Three of the letters appeared to be from female relatives. They offered condolence on the death of Periam’s mother. ‘She was a beautiful soul,’ ran one, written in a wavery but florid hand, ‘and I know that no one can ever take her place. But, Gordon dear, you must not let your grief be a door closed against all other affection. Dear Mackie—and I’m sure you won’t mind me mentioning her at this time—has been so patient and loyal, and what could never be so long as your duty lay with your poor mother is now quite possible and right.’ The signature was ‘Auntie B’.
A fourth letter was from a solicitor and enumerated final details of the administration of Mrs Periam’s will. The other two were formal acknowledgements of a transfer of deeds and a small quantity of stock.
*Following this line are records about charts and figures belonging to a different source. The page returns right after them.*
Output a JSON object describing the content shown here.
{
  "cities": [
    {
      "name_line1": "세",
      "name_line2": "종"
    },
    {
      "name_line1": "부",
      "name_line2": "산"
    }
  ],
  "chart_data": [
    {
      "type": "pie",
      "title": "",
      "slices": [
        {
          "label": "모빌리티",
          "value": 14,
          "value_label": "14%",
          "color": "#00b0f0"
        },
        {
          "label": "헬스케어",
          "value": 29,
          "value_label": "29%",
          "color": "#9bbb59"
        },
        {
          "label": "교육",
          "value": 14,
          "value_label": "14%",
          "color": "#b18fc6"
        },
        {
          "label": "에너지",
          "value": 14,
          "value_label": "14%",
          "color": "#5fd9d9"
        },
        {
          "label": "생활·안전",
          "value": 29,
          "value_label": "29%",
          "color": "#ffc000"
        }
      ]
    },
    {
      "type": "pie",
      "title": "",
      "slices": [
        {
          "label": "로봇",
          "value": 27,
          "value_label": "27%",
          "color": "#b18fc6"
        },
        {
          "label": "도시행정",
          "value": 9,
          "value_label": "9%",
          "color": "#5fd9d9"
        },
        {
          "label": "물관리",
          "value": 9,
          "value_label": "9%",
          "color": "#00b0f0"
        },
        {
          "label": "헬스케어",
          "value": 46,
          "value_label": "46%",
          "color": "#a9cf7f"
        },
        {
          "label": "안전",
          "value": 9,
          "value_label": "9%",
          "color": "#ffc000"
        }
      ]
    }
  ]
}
“This,” said Love, handing over a second, thicker sheaf, “is just shop stuff—you know, his tobacco business.”
Purbright glanced quickly through the invoices, delivery notes and receipts, and put them aside. Love picked up his next selection. “Periam again. Certificates, documents and all that.”
“You should have been an archivist, Sid.” The sergeant, suspecting an ironic indecency, grinned to show his broadness of mind.
The third batch of papers was unproductive of anything more exciting than a faded copy of Mrs Periam’s marriage lines, her son’s birth certificate, and, crispest and most blackly inked of all, that of her death. There were several bank statements, showing Periam’s credit standing at around £2,500; a couple of insurance policies; National Health Insurance cards, one in the name of Joan Peters, the shop assistant; some rates receipts and a card of membership of the Flaxborough Chamber of Trade.
Finally in the Periam collection came a miscellany topped by two years’ back numbers of Healthy Living and a number of pamphlets on muscle development ‘in the privacy of your own bedroom’. There were some scrolls commemorative of Gordon Halcyon Periam’s achievements as pupil and teacher in the Carlton Road Methodist Sunday School. A small album of photographs seemed a typical record of family life in back gardens and beach huts; Purbright noticed the consistent role of the young Periam to be that of a frowning, slightly agape custodian of his mother’s arm. An exceptional snapshot, marred by faulty development, showed him at the age of fifteen or sixteen, looking defensively at the camera in the company of a fat girl pouting at an ice cream cornet. Even in this picture, however, a segment efface in the top left corner indicated the fond and watchful presence of the late Mrs Periam.
Love licked a finger. “Now for Hopjoy,” he announced. “I didn’t have such a job rooting these out. They were all stuffed into this writing case thing. I found it under his bed.”
“By the way, what did you make of that big bedroom at the back; I can’t imagine who uses it.”